Suitably it can be determined for the application in field of acoustics according to the secondary signal received from second space direction dry
Signal is disturbed, the second space direction is different from the first direction in space, is exported by the first signal received from first direction in space
Approximate not disturbed signal.Thus it is preferred to the signal that transmission receives from the first direction in space is converged to signal, wherein suppressing from the
The signal that two directions receive.
It is particularly preferred that second space direction and the first direction in space are reverse.Thus, it is possible to optimally suppress not come from
With the interference signal in source.
In a preferred embodiment, disturbed letter is exported by the 3rd signal received by set direction
Number, the direction is selectively less than receives the set direction of secondary signal by it.
In improvement project that can be alternatively or additionally, exported by the 3rd signal received by set direction disturbed
Signal, the direction selectively be less than by its reception the first signal set direction.In two above-mentioned measures
Each of facilitate following situation, i.e., can also be converged to signal transmission from different from first direction direction, unattenuated or
Decayed with small come the signal decayed.
It is particularly preferred that first, second and/or the 3rd signal be by audiphone gather acoustic signal.Thus the party
Method can be used for the use for improving audiphone.
Brief description of the drawings
With reference to appended accompanying drawing, the present invention is further illustrated, in accompanying drawing:
Fig. 1 shows the audiphone according to prior art with strongly simplified block diagram,
Fig. 2 shows the schematic block diagram of the device of the amplification coefficient for determining audiphone,
Fig. 3 show a case that for do not consider disturbed signal on amplification coefficient with it is approximate not be disturbed letter
Number horizontal and disturbed signal level between first level difference and the level in interference signal and disturbed letter
Number level between the second level error relevance graphics,
Fig. 4 is shown a case that for not considering that approximate not disturbed signal is not done on amplification coefficient with approximate
Between the level of the horizontal and disturbed signal for the signal disturbed first level difference and interference signal level and done
The graphics of the relevance of the second level error between the level for the signal disturbed,
Fig. 5 shows a case that respectively to consider half on amplification for approximate not disturbed signal and disturbed signal
Coefficient is with the first level difference between the approximate not level of the horizontal and disturbed signal of disturbed signal and dry
The graphics of the relevance of the second level error between the level of the horizontal and disturbed signal of signal is disturbed,
Fig. 6 shows the indicative flowchart of the method for the amplification coefficient for determining audiphone.
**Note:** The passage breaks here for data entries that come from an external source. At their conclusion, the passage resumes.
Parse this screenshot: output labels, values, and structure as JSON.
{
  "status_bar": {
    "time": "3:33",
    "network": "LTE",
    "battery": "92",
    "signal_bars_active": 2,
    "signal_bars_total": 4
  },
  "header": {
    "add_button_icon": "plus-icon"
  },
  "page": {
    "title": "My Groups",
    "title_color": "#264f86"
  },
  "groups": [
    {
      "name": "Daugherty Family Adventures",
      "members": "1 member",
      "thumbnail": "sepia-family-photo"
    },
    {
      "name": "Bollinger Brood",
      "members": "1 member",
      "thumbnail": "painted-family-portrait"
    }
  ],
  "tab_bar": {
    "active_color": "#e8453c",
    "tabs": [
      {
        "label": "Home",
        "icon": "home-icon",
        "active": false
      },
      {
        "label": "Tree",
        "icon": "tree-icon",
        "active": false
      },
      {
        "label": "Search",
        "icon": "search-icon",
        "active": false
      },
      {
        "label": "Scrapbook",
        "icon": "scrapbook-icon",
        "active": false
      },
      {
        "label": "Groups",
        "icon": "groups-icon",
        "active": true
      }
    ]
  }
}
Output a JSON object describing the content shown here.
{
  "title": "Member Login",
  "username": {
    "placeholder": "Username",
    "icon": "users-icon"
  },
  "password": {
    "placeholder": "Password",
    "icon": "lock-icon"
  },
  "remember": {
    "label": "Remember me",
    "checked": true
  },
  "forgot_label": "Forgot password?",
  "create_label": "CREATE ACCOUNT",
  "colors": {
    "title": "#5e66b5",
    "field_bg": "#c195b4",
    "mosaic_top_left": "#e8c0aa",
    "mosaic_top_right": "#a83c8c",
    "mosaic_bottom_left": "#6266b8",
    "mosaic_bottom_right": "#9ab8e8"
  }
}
The implementation being described below in detail is illustrated the preferred embodiment of the present invention.
Embodiment
Fig. 1 shows the structure of the audiphone according to prior art with strongly simplified block diagram.Audiphone has in principle
One or more input converters, amplifier and output translator are as critical piece.Input converter is typically that sound receives
Device (such as microphone) or electromagnetic receiver (such as induction coil).It is (such as miniature that output translator is mostly implemented as electroacoustic transducer
Loudspeaker or receiver) or electrical converter (such as osteoacusis receiver).Amplifier is generally integrated in signal processing unit.The original
Reason structure is in Fig. 1 to exemplify with behind-the-ear hearing aid 1.For wearing in the hearing aid hous 1 after ear, two are provided with
For receiving the microphone 2 of sound from environment.The signal processing unit 3 in hearing aid hous 1 is likewise integrated in microphone
Signal is handled and amplified.The output signal of signal processing unit 3 be sent to output acoustic signal loudspeaker or
Receiver 4.Sound conduit in duct is fixed on by the eardrum of sound conduction to hearing aid wearer by using ear mold when needing.Help
Listen device and the particularly energy supply of signal processing unit 3 by the battery 5 that is likewise integrated in hearing aid hous 1 come real
It is existing.
Shown in Fig. 2 be used for determine audiphone amplification coefficient device 10 have be respectively used to microphone signal Y ',
SS ', X ' three inputs EYi, ESSi, EXi.Microphone signal Xi to be limited by band logical sets first input end EXi, from
Direction RX receives the microphone signal, there are on direction RX with sound source QX, and its voice signal X " should be to arrange
Form is transported to the ear 20 of hearing aid wearer.Microphone signal SSi to be limited by band logical sets the second input
ESSi, from direction, RSS receives the microphone signal, exists on direction RSS and disturbs sound source QSS, its voice signal SS " to be considered as
Pure interference signal.Microphone signal Yi to be limited by band logical sets the 3rd input EYi, passes through omnidirectional's characteristic
(Rundumcharakteristik) microphone signal, is received from one or more sound sources QZ, QSS, these sound sources are located at
On one or more arbitrary, uncertain and inconsistent direction RX directions.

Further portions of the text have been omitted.